И ласково положив руку на ее руку, он прибавил:
- Дорогой друг, ведь вы знаете, что я вас люблю, не правда ли? Так постарайтесь не быть слишком красивой.
Серьезная мысль, которую г-жа Сюржер увидела в спокойных глазах Эскье, остановила улыбку на ее лице.
Она проговорила:
- Слишком красивой! Почему же? Бог мой!
В эту минуту они подходили к Морису. Эскье, наклонился к своей спутнице и, указывая на молодого человека, сказал:
- Вот ради этого!
Морис не расслышал этих слов. Он спросил:
- Что такое говорит дорогой компаньон?
- Я не поняла, - ответила Жюли.
Она говорила правду. Под этими загадочными словами Эскье она только угадала предостережение. Не предлагая ей руки, Морис продолжал:
- Ну, что же… вы достаточно выказали ваши плечи?
С минуту она стояла в изумлении. Это он, ее друг, так говорит с нею? Грусть, смешанная со стыдом и оскорбленной стыдливостью, наполнила ее сердце. Ей мучительно захотелось плакать; она пролепетала чуть слышно:
- О, Морис!
Эти, готовые брызнуть слезы, удовлетворили ревность молодого человека.

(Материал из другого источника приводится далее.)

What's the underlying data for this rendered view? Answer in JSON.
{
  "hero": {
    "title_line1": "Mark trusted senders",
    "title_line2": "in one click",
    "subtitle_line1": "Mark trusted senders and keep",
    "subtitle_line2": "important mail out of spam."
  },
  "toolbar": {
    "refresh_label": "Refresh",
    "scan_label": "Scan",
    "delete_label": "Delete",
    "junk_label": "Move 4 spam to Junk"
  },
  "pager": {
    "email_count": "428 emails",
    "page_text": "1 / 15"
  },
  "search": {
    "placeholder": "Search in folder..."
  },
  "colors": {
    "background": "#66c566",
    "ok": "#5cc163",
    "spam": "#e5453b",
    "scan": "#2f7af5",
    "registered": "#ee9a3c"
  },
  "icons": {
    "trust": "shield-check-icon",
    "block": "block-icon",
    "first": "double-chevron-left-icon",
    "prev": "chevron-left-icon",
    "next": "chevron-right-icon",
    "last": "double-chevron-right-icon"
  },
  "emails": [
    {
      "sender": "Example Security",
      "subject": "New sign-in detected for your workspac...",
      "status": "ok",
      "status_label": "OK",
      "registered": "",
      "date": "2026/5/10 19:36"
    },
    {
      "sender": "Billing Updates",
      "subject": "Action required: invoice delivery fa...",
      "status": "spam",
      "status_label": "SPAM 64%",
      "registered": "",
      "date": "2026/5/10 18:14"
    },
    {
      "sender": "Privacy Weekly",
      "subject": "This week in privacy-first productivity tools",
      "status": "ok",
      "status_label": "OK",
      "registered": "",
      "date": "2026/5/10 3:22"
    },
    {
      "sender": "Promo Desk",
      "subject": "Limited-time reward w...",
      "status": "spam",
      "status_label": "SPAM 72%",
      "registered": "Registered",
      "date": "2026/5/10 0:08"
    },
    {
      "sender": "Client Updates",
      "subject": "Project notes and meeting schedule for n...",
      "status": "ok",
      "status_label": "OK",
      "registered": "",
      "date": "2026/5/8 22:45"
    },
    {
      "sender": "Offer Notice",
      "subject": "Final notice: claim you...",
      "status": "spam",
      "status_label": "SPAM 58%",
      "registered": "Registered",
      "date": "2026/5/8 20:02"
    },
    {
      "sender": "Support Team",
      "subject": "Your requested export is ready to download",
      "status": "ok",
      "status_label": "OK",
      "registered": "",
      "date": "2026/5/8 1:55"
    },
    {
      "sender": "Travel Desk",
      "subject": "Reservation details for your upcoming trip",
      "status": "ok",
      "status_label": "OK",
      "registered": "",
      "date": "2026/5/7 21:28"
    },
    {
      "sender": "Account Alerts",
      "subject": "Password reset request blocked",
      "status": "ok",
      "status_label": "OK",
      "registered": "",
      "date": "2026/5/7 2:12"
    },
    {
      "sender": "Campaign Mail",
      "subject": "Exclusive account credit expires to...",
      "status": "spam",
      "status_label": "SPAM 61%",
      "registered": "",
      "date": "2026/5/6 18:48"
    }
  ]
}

В нем осталось только недовольство собою, желание вымолить прощение и непреодолимая потребность сию же минуту прижать к сердцу эту обожаемую женщину.
- Простите, - сказал он, - я зол, я не умею хорошо любить вас. Не плачьте, умоляю вас, не надо, чтобы вас видели со слезами на глазах; на нас и так уже смотрят. Дайте мне вашу руку.
Она дала ему ее, широко раскрыв веер, чтобы закрыть пылающее лицо. Они довольно быстро прошли обе большие залы, во второй уже собрались игроки вокруг столов. Портьера отделяла эту залу от моховой гостиной. Когда они вошли туда, то застали только одного барина, поправляющего свой галстук; он тотчас же ушел.
- Господи, как здесь хорошо! - воскликнула Жюли, опускаясь в кресло.